Laing noted that the recently released Ohio 2016 State Health Assessment by the Health Policy Institute shows the percent of Ohio children with unmet dental needs has decreased by 30 percent over the last decade, and the percentage of Ohio adults who have seen a dentist in the previous 12 months is better than the national average. Moreover, Ohio’s dentist to population ratio is better than the national average.

“These numbers show that we do not have a shortage of dentists in Ohio,” Laing said. “Instead of adding a new level of dental provider, we need to focus on overcoming barriers to providing preventative care to patients in need.”

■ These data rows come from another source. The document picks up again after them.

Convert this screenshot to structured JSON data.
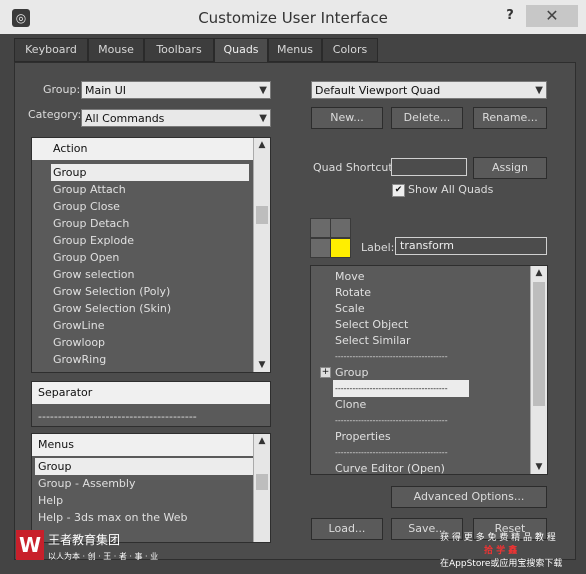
{
  "window": {
    "title": "Customize User Interface",
    "help": "?",
    "close": "✕"
  },
  "tabs": [
    "Keyboard",
    "Mouse",
    "Toolbars",
    "Quads",
    "Menus",
    "Colors"
  ],
  "left": {
    "group_label": "Group:",
    "group_value": "Main UI",
    "category_label": "Category:",
    "category_value": "All Commands",
    "action_header": "Action",
    "actions": [
      "Group",
      "Group Attach",
      "Group Close",
      "Group Detach",
      "Group Explode",
      "Group Open",
      "Grow selection",
      "Grow Selection (Poly)",
      "Grow Selection (Skin)",
      "GrowLine",
      "Growloop",
      "GrowRing"
    ],
    "separator_header": "Separator",
    "separator_line": "----------------------------------------",
    "menus_header": "Menus",
    "menus": [
      "Group",
      "Group - Assembly",
      "Help",
      "Help - 3ds max on the Web"
    ]
  },
  "right": {
    "quad_set": "Default Viewport Quad",
    "new": "New...",
    "delete": "Delete...",
    "rename": "Rename...",
    "shortcut_label": "Quad Shortcut:",
    "shortcut_value": "",
    "assign": "Assign",
    "show_all_quads": "Show All Quads",
    "show_all_checked": "✔",
    "label_label": "Label:",
    "label_value": "transform",
    "quad_highlight_color": "#ffee00",
    "items": [
      "Move",
      "Rotate",
      "Scale",
      "Select Object",
      "Select Similar",
      "---------------------------------------",
      "Group",
      "---------------------------------------",
      "Clone",
      "---------------------------------------",
      "Properties",
      "---------------------------------------",
      "Curve Editor (Open)"
    ],
    "expand": "+",
    "advanced": "Advanced Options...",
    "load": "Load...",
    "save": "Save...",
    "reset": "Reset"
  },
  "watermark": {
    "left_text": "王者教育集团",
    "left_sub": "以人为本 · 创 · 王 · 者 · 事 · 业",
    "right_line1": "获 得 更 多 免 费 精 品 教 程",
    "right_line2": "拾 学 鑫",
    "right_line3": "在AppStore或应用宝搜索下载"
  }
}
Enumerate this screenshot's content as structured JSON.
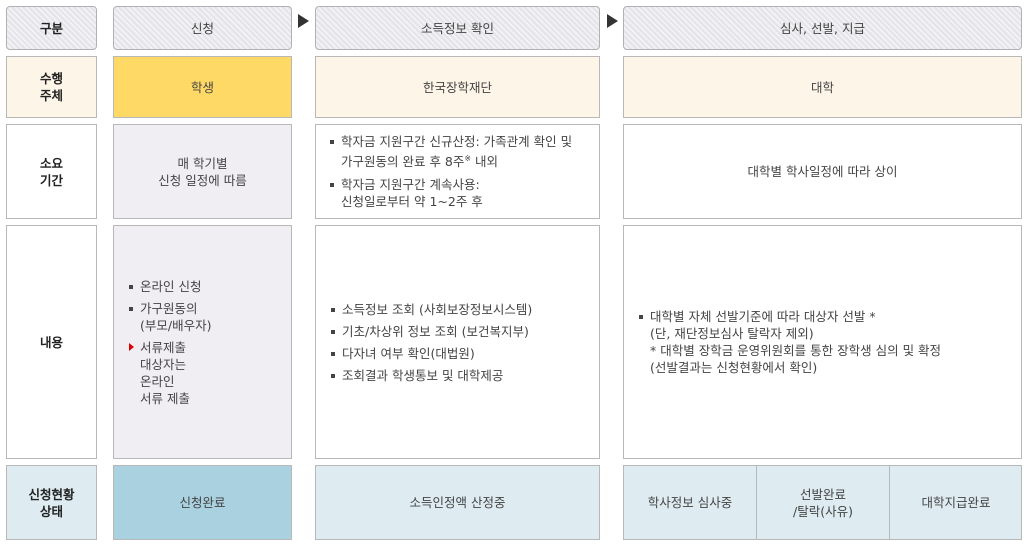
{
  "headers": {
    "label": "구분",
    "col1": "신청",
    "col2": "소득정보 확인",
    "col3": "심사, 선발, 지급"
  },
  "performer": {
    "label": "수행\n주체",
    "col1": "학생",
    "col2": "한국장학재단",
    "col3": "대학"
  },
  "duration": {
    "label": "소요\n기간",
    "col1": "매 학기별\n신청 일정에 따름",
    "col2": [
      {
        "text": "학자금 지원구간 신규산정: 가족관계 확인 및\n가구원동의 완료 후 8주",
        "sup": "※",
        "tail": " 내외"
      },
      {
        "text": "학자금 지원구간 계속사용:\n신청일로부터 약 1~2주 후"
      }
    ],
    "col3": "대학별 학사일정에 따라 상이"
  },
  "content": {
    "label": "내용",
    "col1": [
      "온라인 신청",
      "가구원동의\n(부모/배우자)",
      "서류제출\n대상자는\n온라인\n서류 제출"
    ],
    "col2": [
      "소득정보 조회 (사회보장정보시스템)",
      "기초/차상위 정보 조회 (보건복지부)",
      "다자녀 여부 확인(대법원)",
      "조회결과 학생통보 및 대학제공"
    ],
    "col3": "대학별 자체 선발기준에 따라 대상자 선발 *\n(단, 재단정보심사 탈락자 제외)\n* 대학별 장학금 운영위원회를 통한 장학생 심의 및 확정\n(선발결과는 신청현황에서 확인)"
  },
  "status": {
    "label": "신청현황\n상태",
    "col1": "신청완료",
    "col2": "소득인정액 산정중",
    "col3": [
      "학사정보 심사중",
      "선발완료\n/탈락(사유)",
      "대학지급완료"
    ]
  },
  "colors": {
    "performer_student": "#ffd966",
    "status_done": "#a9d1df",
    "status_other": "#deecf2",
    "bullet_highlight": "#dd0000"
  }
}
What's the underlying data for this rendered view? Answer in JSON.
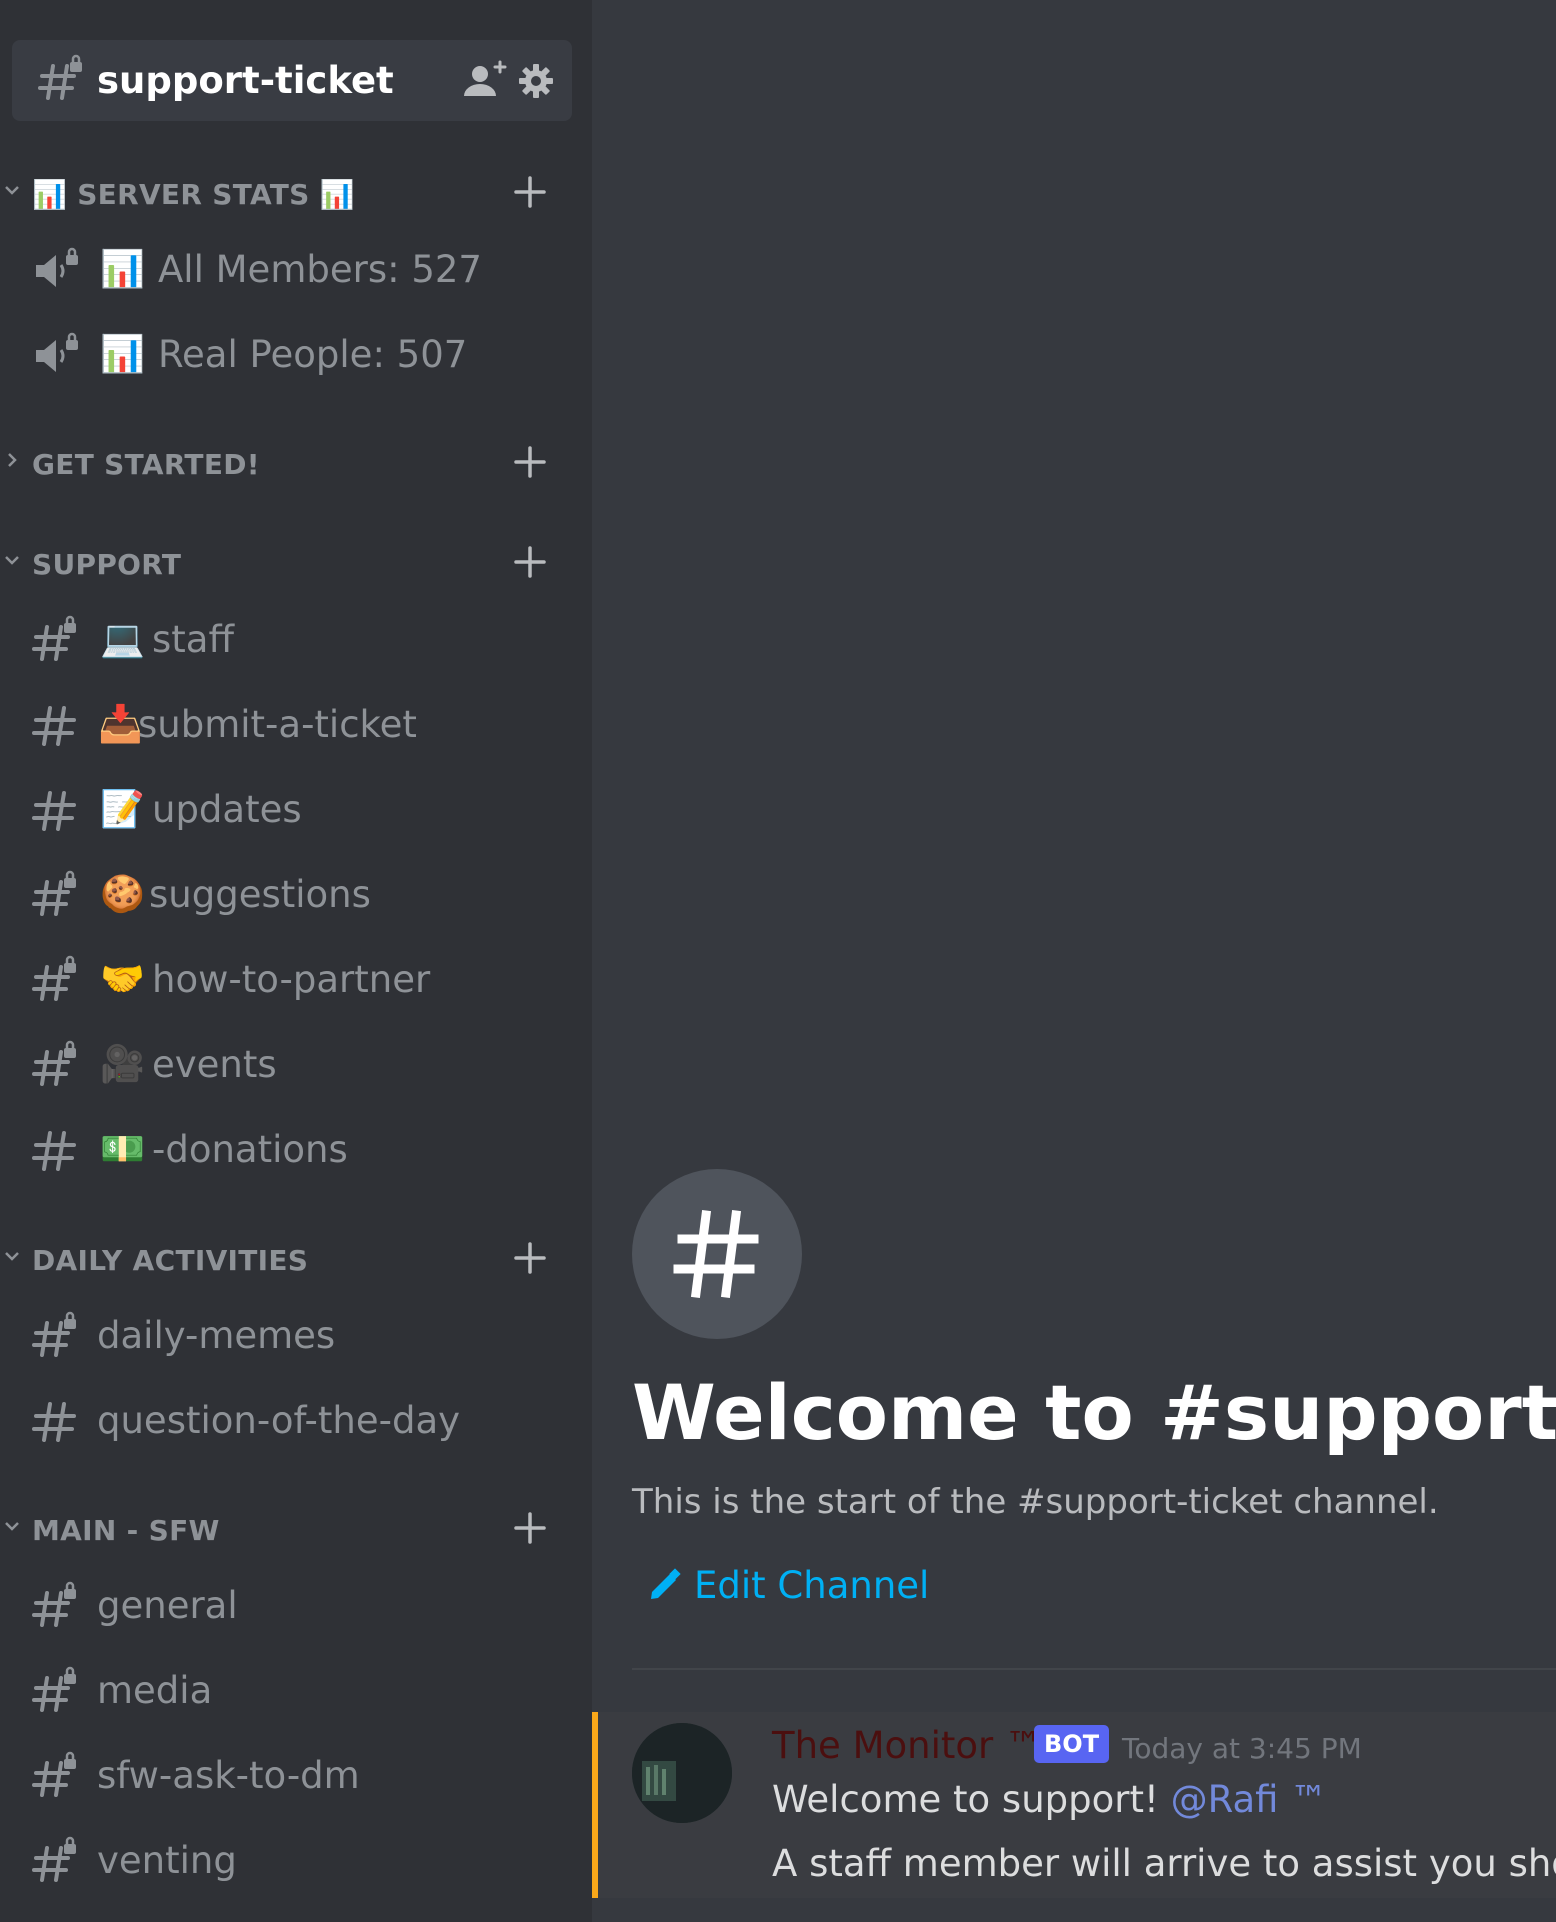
{
  "active_channel": {
    "name": "support-ticket"
  },
  "categories": [
    {
      "name": "📊 SERVER STATS 📊",
      "collapsed": false,
      "channels": [
        {
          "icon": "voice-locked-icon",
          "emoji": "📊",
          "label": "All Members: 527"
        },
        {
          "icon": "voice-locked-icon",
          "emoji": "📊",
          "label": "Real People: 507"
        }
      ]
    },
    {
      "name": "GET STARTED!",
      "collapsed": true,
      "channels": []
    },
    {
      "name": "SUPPORT",
      "collapsed": false,
      "channels": [
        {
          "icon": "hash-locked-icon",
          "emoji": "💻",
          "label": "staff"
        },
        {
          "icon": "hash-icon",
          "emoji": "📥",
          "label": "submit-a-ticket"
        },
        {
          "icon": "hash-icon",
          "emoji": "📝",
          "label": "updates"
        },
        {
          "icon": "hash-locked-icon",
          "emoji": "🍪",
          "label": "suggestions"
        },
        {
          "icon": "hash-locked-icon",
          "emoji": "🤝",
          "label": "how-to-partner"
        },
        {
          "icon": "hash-locked-icon",
          "emoji": "🎥",
          "label": "events"
        },
        {
          "icon": "hash-icon",
          "emoji": "💵",
          "label": "-donations"
        }
      ]
    },
    {
      "name": "DAILY ACTIVITIES",
      "collapsed": false,
      "channels": [
        {
          "icon": "hash-locked-icon",
          "emoji": "",
          "label": "daily-memes"
        },
        {
          "icon": "hash-icon",
          "emoji": "",
          "label": "question-of-the-day"
        }
      ]
    },
    {
      "name": "MAIN - SFW",
      "collapsed": false,
      "channels": [
        {
          "icon": "hash-locked-icon",
          "emoji": "",
          "label": "general"
        },
        {
          "icon": "hash-locked-icon",
          "emoji": "",
          "label": "media"
        },
        {
          "icon": "hash-locked-icon",
          "emoji": "",
          "label": "sfw-ask-to-dm"
        },
        {
          "icon": "hash-locked-icon",
          "emoji": "",
          "label": "venting"
        }
      ]
    }
  ],
  "main": {
    "welcome_title": "Welcome to #support-ticket!",
    "welcome_subtitle": "This is the start of the #support-ticket channel.",
    "edit_channel_label": "Edit Channel"
  },
  "message": {
    "author": "The Monitor ™",
    "badge": "BOT",
    "timestamp": "Today at 3:45 PM",
    "line1_text": "Welcome to support! ",
    "mention": "@Rafi ™",
    "line2_text": "A staff member will arrive to assist you shortly."
  },
  "colors": {
    "sidebar_bg": "#2f3136",
    "main_bg": "#36393f",
    "link_blue": "#00b0f4",
    "mention": "#7289da",
    "bot_badge": "#5865f2",
    "highlight_bar": "#faa81a"
  }
}
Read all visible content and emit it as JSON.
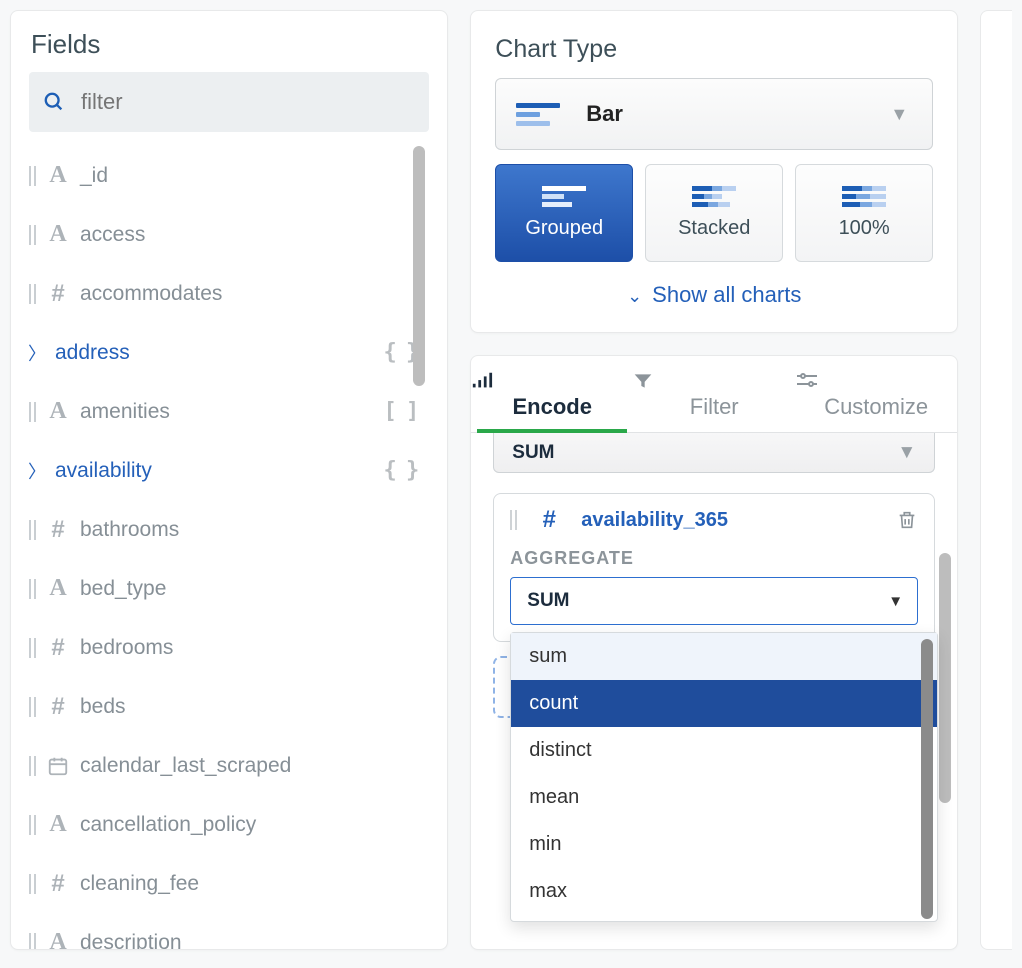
{
  "fields_panel": {
    "title": "Fields",
    "filter_placeholder": "filter",
    "items": [
      {
        "label": "_id",
        "type": "str",
        "chevron": false,
        "right": ""
      },
      {
        "label": "access",
        "type": "str",
        "chevron": false,
        "right": ""
      },
      {
        "label": "accommodates",
        "type": "num",
        "chevron": false,
        "right": ""
      },
      {
        "label": "address",
        "type": "none",
        "chevron": true,
        "right": "{}"
      },
      {
        "label": "amenities",
        "type": "str",
        "chevron": false,
        "right": "[]"
      },
      {
        "label": "availability",
        "type": "none",
        "chevron": true,
        "right": "{}"
      },
      {
        "label": "bathrooms",
        "type": "num",
        "chevron": false,
        "right": ""
      },
      {
        "label": "bed_type",
        "type": "str",
        "chevron": false,
        "right": ""
      },
      {
        "label": "bedrooms",
        "type": "num",
        "chevron": false,
        "right": ""
      },
      {
        "label": "beds",
        "type": "num",
        "chevron": false,
        "right": ""
      },
      {
        "label": "calendar_last_scraped",
        "type": "date",
        "chevron": false,
        "right": ""
      },
      {
        "label": "cancellation_policy",
        "type": "str",
        "chevron": false,
        "right": ""
      },
      {
        "label": "cleaning_fee",
        "type": "num",
        "chevron": false,
        "right": ""
      },
      {
        "label": "description",
        "type": "str",
        "chevron": false,
        "right": ""
      }
    ]
  },
  "chart_type": {
    "title": "Chart Type",
    "selected": "Bar",
    "subtypes": [
      "Grouped",
      "Stacked",
      "100%"
    ],
    "active_subtype": "Grouped",
    "show_all_label": "Show all charts"
  },
  "tabs": {
    "items": [
      "Encode",
      "Filter",
      "Customize"
    ],
    "active": "Encode"
  },
  "encode": {
    "peek_select_value": "SUM",
    "field_card": {
      "field_label": "availability_365",
      "aggregate_label": "AGGREGATE",
      "aggregate_value": "SUM"
    },
    "aggregate_options": [
      "sum",
      "count",
      "distinct",
      "mean",
      "min",
      "max"
    ],
    "aggregate_highlighted": "count",
    "aggregate_hover": "sum"
  }
}
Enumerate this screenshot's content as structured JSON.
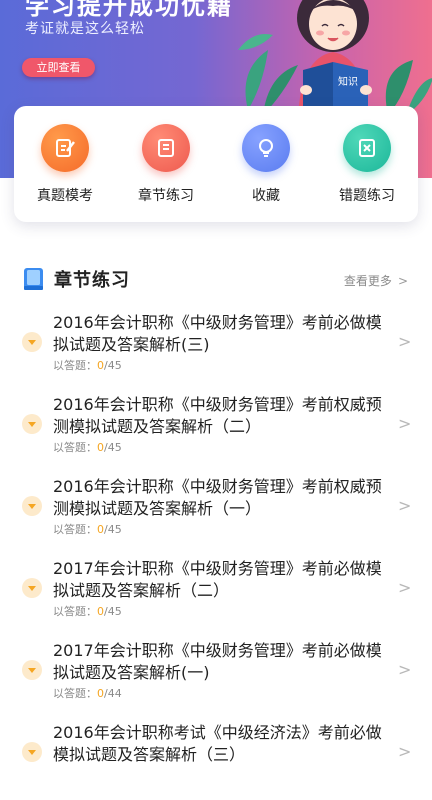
{
  "banner": {
    "title": "学习提升成功优籍",
    "subtitle": "考证就是这么轻松",
    "button_label": "立即查看",
    "book_text": "知识"
  },
  "menu": [
    {
      "label": "真题模考",
      "icon": "edit-icon",
      "color": "#f56b2a"
    },
    {
      "label": "章节练习",
      "icon": "book-icon",
      "color": "#ee5a4f"
    },
    {
      "label": "收藏",
      "icon": "lightbulb-icon",
      "color": "#5a7cf0"
    },
    {
      "label": "错题练习",
      "icon": "error-notebook-icon",
      "color": "#1cb79a"
    }
  ],
  "section": {
    "title": "章节练习",
    "more_label": "查看更多",
    "more_chevron": ">",
    "icon": "book-icon"
  },
  "answered_label": "以答题：",
  "chevron": ">",
  "items": [
    {
      "title": "2016年会计职称《中级财务管理》考前必做模拟试题及答案解析(三)",
      "done": "0",
      "total": "/45"
    },
    {
      "title": "2016年会计职称《中级财务管理》考前权威预测模拟试题及答案解析（二）",
      "done": "0",
      "total": "/45"
    },
    {
      "title": "2016年会计职称《中级财务管理》考前权威预测模拟试题及答案解析（一）",
      "done": "0",
      "total": "/45"
    },
    {
      "title": "2017年会计职称《中级财务管理》考前必做模拟试题及答案解析（二）",
      "done": "0",
      "total": "/45"
    },
    {
      "title": "2017年会计职称《中级财务管理》考前必做模拟试题及答案解析(一)",
      "done": "0",
      "total": "/44"
    },
    {
      "title": "2016年会计职称考试《中级经济法》考前必做模拟试题及答案解析（三）",
      "done": "",
      "total": ""
    }
  ]
}
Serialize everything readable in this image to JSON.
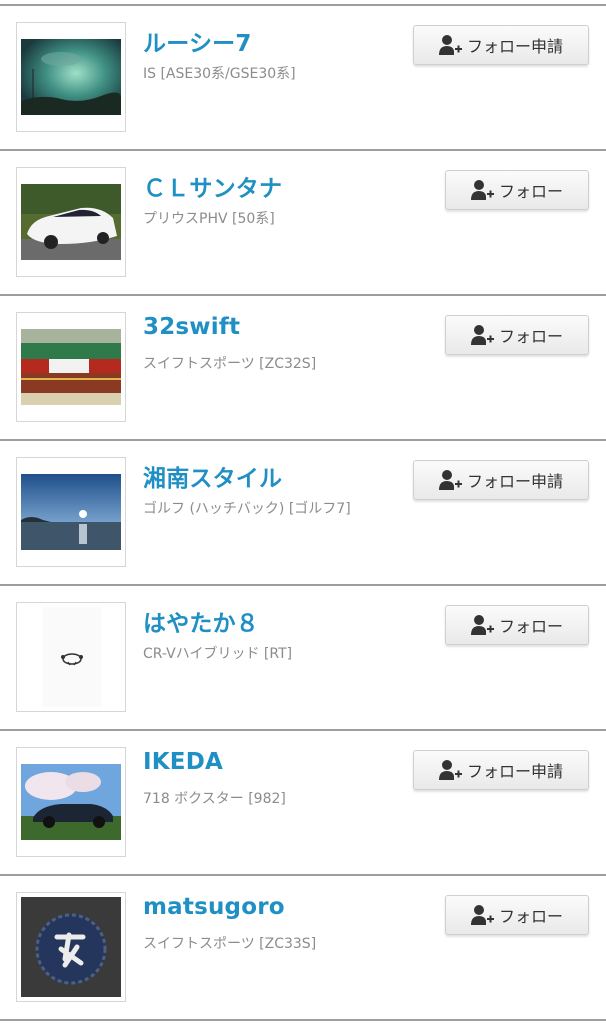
{
  "users": [
    {
      "name": "ルーシー7",
      "car": "IS [ASE30系/GSE30系]",
      "button": "フォロー申請",
      "button_icon": "add-user-icon"
    },
    {
      "name": "ＣＬサンタナ",
      "car": "プリウスPHV [50系]",
      "button": "フォロー",
      "button_icon": "add-user-icon"
    },
    {
      "name": "32swift",
      "car": "スイフトスポーツ [ZC32S]",
      "button": "フォロー",
      "button_icon": "add-user-icon"
    },
    {
      "name": "湘南スタイル",
      "car": "ゴルフ (ハッチバック) [ゴルフ7]",
      "button": "フォロー申請",
      "button_icon": "add-user-icon"
    },
    {
      "name": "はやたか８",
      "car": "CR-Vハイブリッド [RT]",
      "button": "フォロー",
      "button_icon": "add-user-icon"
    },
    {
      "name": "IKEDA",
      "car": "718 ボクスター [982]",
      "button": "フォロー申請",
      "button_icon": "add-user-icon"
    },
    {
      "name": "matsugoro",
      "car": "スイフトスポーツ [ZC33S]",
      "button": "フォロー",
      "button_icon": "add-user-icon"
    }
  ],
  "colors": {
    "name_link": "#1f8fc4",
    "subtext": "#8c8c8c",
    "divider": "#9e9e9e"
  }
}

ODA Executive Director David Owsiany said that “creating a dental therapist in Ohio is a radical proposal that would undermine the progress we’re making to provide access to care to underserved patients and would be a diversion of resources from programs we know work. We need to focus our efforts and funding on programs that are proven to improve access to care, like the Ohio Dentist Loan Repayment Program, which has incentivized dozens of dentists to provide quality care to underserved patients in professional shortage areas. And we need to better utilize the existing dental team, including dental hygienists and expanded function dental assistants, to the fullest extent of their current training to deliver prevention services.” 


About the Ohio Dental Association

The Ohio Dental Association represents more than 5,000 member dentists, nearly 75 percent of the state’s licensed dentists. ODA member dentists provide more than $40 million in donated care and services annually, and they are bound by the highest ethical standards and have access to superior ongoing education, training and resources.